Vue sur les monts Mabla depuis les environs de Tadjourah - Photographe non identifié
En quittant Douloulle, on
côtoie encore pendant quelque temps le fond du golfe ; puis,
abandonnant la mer, on s'engage dans une gorge qui s'ouvre entre deux
coteaux taillés verticalement comme des murailles. Au débouché de
la gorge, que l'on monte par une pente assez douce, le sentier viable
se resserre, se replie en zigzags et se hérisse de rochers. Des
mimosas tordent sur la lisière de la route leurs branches maigres
que les chameaux effeuillent et emportent en passant d'un coup de
tête gourmand. Après avoir traversé un petit plateau, on entre
dans une gorge plus aride et plus difficile encore ; des blocs
de trachyte et de basalte y heurtent à chaque instant les pieds des
chameaux et leur arrachent des rugissements sourds. Bientôt les
animaux ne purent plus passer qu'un à un : la pente devenait si
rapide, les chameaux escaladaient ce roc avec de si pénibles
efforts, que je craignais de voir au moindre faux pas dégringoler au
bas de la côte celui derrière lequel je me trouvais. Je pris les
devants. Nous perdîmes, en effet, en ce lieu un chameau qui se cassa
la jambe. La fatalité voulut que ce fut celui sur lequel mon
daguerréotype avait été placé. Les Danakiles se furent bientôt
consolés de la perte du chameau en le dépeçant et en le mangeant ;
moi je regrettais longtemps mon daguerréotype brisé.

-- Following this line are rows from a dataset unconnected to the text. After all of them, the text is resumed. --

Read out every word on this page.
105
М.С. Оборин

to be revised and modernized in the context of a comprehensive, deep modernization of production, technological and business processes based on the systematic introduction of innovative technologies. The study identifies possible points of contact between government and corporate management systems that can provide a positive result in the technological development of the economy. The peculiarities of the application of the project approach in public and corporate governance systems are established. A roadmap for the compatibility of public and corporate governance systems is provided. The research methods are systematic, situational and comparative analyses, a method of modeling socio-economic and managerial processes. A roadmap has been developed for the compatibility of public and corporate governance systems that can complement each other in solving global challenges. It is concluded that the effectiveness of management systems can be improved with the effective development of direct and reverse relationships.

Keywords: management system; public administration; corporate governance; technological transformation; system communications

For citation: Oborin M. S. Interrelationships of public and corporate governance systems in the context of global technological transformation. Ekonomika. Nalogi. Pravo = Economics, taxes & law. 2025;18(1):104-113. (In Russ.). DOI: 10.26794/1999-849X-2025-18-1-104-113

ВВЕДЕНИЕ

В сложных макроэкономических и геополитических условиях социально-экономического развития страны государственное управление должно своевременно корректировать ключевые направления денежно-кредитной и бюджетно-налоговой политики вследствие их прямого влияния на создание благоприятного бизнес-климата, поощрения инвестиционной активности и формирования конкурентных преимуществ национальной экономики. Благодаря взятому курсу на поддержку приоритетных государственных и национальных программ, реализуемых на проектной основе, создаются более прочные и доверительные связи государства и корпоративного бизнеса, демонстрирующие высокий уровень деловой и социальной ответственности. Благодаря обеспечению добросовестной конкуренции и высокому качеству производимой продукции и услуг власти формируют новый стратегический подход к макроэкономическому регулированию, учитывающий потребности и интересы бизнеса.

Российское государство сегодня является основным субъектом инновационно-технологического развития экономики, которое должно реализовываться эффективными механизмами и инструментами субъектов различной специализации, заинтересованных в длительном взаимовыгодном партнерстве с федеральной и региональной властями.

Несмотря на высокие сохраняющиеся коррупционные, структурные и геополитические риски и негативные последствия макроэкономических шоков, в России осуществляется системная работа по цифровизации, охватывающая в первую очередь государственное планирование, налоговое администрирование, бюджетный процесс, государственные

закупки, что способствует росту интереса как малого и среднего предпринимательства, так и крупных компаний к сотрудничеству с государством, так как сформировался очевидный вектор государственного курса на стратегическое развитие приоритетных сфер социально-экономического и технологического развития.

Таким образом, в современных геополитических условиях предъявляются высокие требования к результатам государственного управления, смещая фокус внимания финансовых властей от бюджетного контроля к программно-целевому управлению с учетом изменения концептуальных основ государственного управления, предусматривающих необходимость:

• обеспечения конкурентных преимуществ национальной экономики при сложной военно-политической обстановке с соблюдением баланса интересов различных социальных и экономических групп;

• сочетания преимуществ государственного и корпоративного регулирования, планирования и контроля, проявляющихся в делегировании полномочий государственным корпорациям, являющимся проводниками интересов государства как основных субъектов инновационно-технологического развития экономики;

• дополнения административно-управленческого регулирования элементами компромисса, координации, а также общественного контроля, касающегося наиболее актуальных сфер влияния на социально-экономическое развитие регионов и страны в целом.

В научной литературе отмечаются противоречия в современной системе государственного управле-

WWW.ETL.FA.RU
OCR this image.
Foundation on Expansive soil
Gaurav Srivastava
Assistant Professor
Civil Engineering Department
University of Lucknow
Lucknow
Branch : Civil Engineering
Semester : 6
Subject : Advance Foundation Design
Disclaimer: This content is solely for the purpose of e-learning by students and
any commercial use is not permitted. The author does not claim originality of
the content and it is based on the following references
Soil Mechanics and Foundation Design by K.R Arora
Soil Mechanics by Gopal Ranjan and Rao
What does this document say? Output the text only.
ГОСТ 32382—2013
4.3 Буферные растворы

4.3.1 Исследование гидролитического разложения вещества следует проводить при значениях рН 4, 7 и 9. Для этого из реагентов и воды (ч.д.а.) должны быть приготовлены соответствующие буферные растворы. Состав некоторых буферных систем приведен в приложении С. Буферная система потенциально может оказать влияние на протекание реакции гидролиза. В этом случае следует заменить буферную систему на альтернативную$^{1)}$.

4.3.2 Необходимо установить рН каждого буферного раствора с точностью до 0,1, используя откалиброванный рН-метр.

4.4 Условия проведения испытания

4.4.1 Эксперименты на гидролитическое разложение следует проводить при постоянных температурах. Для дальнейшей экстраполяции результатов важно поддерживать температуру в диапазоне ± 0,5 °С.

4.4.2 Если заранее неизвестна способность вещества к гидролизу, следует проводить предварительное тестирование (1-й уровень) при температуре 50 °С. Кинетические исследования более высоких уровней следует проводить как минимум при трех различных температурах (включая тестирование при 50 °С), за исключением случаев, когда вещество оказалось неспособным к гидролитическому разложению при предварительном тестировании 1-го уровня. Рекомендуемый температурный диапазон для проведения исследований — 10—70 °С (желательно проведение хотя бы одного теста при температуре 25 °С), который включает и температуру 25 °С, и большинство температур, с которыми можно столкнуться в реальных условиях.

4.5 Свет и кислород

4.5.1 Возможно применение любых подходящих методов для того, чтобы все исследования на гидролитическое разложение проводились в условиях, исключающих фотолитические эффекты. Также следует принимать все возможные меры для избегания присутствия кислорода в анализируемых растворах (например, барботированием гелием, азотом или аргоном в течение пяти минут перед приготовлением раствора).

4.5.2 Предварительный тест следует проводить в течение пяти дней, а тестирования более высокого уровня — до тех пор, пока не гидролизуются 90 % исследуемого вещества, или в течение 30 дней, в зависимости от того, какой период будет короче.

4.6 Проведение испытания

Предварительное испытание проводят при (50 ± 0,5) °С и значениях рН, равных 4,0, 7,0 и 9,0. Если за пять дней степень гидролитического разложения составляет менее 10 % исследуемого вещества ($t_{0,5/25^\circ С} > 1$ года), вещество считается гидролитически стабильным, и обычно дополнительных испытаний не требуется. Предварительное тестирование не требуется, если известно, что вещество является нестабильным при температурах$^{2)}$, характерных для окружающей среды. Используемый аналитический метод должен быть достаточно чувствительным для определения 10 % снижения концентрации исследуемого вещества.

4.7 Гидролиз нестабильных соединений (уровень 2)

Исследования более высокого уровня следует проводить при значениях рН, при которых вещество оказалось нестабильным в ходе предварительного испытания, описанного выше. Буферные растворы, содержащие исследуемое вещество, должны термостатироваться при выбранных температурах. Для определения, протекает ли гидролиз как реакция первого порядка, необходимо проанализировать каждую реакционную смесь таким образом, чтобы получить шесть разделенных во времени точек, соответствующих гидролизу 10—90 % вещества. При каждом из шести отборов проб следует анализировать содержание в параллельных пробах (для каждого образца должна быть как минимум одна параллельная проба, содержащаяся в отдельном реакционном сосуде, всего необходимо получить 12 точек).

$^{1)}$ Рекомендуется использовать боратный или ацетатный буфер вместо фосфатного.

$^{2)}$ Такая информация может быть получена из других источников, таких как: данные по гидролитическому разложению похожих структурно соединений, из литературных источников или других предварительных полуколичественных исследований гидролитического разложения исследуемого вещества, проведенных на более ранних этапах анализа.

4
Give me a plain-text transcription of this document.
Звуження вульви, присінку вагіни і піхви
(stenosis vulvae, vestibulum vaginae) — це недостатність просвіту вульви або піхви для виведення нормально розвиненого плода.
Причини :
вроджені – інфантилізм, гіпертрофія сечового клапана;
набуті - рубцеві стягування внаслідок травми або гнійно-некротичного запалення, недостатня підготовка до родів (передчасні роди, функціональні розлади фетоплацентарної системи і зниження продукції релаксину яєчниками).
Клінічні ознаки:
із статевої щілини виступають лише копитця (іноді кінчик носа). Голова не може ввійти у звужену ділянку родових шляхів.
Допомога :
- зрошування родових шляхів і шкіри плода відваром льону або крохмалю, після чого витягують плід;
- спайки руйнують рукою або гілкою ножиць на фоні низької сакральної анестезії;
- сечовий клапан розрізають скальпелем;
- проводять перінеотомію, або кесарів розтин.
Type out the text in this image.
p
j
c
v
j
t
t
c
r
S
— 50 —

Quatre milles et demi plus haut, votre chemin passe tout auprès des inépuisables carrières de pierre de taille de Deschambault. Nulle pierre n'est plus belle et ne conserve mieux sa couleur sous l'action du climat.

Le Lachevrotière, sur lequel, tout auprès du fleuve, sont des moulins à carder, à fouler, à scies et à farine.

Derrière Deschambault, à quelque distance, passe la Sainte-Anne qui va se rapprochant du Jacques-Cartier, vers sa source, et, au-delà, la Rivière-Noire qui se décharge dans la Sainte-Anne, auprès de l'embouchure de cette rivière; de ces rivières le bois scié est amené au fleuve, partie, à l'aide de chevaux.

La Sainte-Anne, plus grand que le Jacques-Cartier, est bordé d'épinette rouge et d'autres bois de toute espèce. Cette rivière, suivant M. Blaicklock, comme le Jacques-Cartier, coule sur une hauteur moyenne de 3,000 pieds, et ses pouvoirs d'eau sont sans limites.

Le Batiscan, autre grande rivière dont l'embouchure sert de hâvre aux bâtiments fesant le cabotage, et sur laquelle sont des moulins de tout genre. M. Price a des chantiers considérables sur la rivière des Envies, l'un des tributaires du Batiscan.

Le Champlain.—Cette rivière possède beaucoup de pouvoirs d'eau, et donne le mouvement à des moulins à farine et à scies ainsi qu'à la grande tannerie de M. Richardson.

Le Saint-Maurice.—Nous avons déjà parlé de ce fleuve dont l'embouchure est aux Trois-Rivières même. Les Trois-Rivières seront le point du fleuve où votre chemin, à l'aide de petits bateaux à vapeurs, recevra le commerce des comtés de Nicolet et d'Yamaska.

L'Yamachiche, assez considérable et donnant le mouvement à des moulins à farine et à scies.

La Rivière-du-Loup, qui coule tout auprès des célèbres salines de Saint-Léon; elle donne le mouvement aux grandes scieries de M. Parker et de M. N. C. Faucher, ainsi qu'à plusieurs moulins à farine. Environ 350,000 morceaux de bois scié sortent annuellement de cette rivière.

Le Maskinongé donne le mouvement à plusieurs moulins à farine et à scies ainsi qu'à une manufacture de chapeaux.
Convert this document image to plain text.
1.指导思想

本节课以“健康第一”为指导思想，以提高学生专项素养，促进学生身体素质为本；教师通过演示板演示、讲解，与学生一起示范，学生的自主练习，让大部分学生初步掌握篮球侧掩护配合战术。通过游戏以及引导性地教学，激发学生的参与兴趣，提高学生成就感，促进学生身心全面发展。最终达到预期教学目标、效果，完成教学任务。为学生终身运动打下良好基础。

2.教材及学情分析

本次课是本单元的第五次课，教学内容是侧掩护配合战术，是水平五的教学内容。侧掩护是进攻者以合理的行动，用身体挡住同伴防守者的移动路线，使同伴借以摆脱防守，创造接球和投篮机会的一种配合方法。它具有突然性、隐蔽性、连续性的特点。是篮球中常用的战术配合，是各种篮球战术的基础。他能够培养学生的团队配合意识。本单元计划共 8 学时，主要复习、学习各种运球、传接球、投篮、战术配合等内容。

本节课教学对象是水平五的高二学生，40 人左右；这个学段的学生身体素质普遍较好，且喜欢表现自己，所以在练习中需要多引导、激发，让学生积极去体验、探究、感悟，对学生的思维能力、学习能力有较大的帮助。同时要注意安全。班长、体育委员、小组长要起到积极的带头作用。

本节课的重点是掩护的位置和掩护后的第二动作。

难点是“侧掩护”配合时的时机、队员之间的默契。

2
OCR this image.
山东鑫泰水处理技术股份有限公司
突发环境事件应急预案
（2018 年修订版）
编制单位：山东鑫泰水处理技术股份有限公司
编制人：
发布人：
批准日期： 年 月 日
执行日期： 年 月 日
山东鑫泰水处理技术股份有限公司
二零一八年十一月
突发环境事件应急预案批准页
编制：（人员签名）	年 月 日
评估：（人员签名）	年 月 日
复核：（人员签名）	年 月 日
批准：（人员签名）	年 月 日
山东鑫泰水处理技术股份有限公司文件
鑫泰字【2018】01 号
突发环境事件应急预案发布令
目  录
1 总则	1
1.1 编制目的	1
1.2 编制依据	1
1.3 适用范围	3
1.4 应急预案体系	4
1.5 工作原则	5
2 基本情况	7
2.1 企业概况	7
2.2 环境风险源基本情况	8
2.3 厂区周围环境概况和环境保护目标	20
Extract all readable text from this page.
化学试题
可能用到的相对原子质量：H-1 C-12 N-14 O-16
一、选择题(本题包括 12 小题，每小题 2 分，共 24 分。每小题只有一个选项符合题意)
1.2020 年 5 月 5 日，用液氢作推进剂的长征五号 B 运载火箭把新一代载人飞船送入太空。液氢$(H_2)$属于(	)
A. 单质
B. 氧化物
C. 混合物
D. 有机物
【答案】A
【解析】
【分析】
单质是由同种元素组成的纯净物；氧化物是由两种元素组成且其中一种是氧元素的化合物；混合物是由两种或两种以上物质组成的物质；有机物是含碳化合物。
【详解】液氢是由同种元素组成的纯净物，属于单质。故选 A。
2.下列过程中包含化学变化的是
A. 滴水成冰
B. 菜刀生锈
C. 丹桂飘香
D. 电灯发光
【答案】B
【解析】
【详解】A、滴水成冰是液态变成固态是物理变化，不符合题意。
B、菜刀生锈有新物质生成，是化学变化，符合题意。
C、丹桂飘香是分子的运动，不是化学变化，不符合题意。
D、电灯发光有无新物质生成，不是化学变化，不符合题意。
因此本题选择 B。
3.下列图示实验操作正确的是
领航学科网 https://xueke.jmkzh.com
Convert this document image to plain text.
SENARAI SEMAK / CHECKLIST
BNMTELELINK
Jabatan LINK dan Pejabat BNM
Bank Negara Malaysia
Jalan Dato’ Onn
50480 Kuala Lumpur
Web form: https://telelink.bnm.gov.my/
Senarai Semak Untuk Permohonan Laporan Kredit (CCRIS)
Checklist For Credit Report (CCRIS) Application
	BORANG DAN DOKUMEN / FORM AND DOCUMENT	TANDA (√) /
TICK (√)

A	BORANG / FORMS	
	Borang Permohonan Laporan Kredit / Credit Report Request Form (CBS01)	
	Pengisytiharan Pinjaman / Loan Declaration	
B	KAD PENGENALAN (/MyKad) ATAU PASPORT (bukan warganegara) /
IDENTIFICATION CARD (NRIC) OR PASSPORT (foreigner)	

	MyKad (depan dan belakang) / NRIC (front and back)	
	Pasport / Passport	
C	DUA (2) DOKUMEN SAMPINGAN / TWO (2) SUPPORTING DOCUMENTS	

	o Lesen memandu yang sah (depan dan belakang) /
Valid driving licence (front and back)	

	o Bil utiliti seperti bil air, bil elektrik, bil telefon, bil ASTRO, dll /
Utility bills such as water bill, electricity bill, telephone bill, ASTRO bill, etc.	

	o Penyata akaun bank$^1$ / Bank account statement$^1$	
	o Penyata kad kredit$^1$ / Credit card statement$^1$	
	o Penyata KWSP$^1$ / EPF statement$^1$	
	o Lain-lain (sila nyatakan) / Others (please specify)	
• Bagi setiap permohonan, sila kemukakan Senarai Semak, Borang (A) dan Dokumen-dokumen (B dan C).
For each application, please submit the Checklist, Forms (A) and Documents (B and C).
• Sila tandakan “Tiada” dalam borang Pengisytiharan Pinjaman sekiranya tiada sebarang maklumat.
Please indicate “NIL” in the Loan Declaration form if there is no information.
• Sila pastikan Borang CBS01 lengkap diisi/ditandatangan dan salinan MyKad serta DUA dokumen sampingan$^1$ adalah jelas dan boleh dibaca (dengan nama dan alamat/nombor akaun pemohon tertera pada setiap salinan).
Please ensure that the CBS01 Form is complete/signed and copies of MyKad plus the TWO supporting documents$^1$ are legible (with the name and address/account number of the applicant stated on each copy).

Vue sur les monts Mabla depuis les environs de Tadjourah - Photographe non identifié
Nous arrivâmes sur les
bords du lac Salé, que les Danakiles appellent Mel el Assâl,
et qui est leur plus grande richesse naturelle. Ce lac, phénomène
géologique extraordinaire, présente un des paysages les plus
désolés que l'on rencontre dans le pays des Adels. Du haut des
versants qui plongent vers lui, on voit ses eaux dormantes s'étendre
en un bassin circulaire de plusieurs lieues de diamètre, autour
duquel une ligne non interrompue de montagnes volcanisées forme une
ceinture lugubre. C'est sur les parois de cette cuve que la chaleur
solaire, pompant les eaux depuis des siècles, amène la
cristallisation naturelle du sel. Le sel entoure la surface verdâtre
du lac d'une frange blanche, large de près d'un kilomètre, assez
solide pour porter les chameaux d'une caravane. Sur le bord de ce
nouveau rivage flotte de grands dodécaèdres qui élargissent la
croûte cristallisée, à laquelle ils finiront par adhérer. Une
bande blanchâtre, haute de 50 pieds, qui couvre les montagnes autour
du lac, indique sans doute le niveau primitif des eaux, et mesure les
progrès de l'évaporation. C'est une vue affreuse au milieu du jour,
sous un ciel incandescent, que le spectacle de cette véritable mer
morte, qui s'engourdit, qui s'épaissit, qui se solidifie lentement ;
de cette mer déserte de navires, emprisonné par une révolution
volcanique, et qui se laisse impunément insulter par le sabot du
dromadaire.
Vue du lac Assal - Photographe non identifié
J'ai mesuré, au moyen du
baromètre, la dépression du lac salé par rapport au niveau de la
mer : elle est de 217 mètres 700 millim. Il n'est pas
vraisemblable qu'une dépression aussi considérable soit uniquement
le résultat de l'évaporation. Le lac n'est évidemment que le fond
d'un ancien golfe qui a été séparé de la mer et s'est trouvé
intercepté à la suite du soulèvement des terrains qui s'élèvent
maintenant entre ses rives et celle de l'océan. Il n'y a qu'à
examiner la croupe qui remplit l'intervalle du lac à la mer pour se
convaincre de la réalité de ce soulèvement. Un ancien volcan coupe
cet espace du nord au sud, et deux coulages ont répandu une lave
diverse et inégale sur ses deux pentes, dont l'une descend vers la
mer et l'autre aboutit au lac. Mais la tourmente qui a soulevé ce
volcan et les montagnes qui l'entourent comme d'immenses vagues
pétrifiées a pu affaisser le lit du golfe dont elle faisait un
lac ; et c'est ainsi qu'il est permis d'expliquer la dépression
extraordinaire de ses eaux par rapport au niveau de l'océan.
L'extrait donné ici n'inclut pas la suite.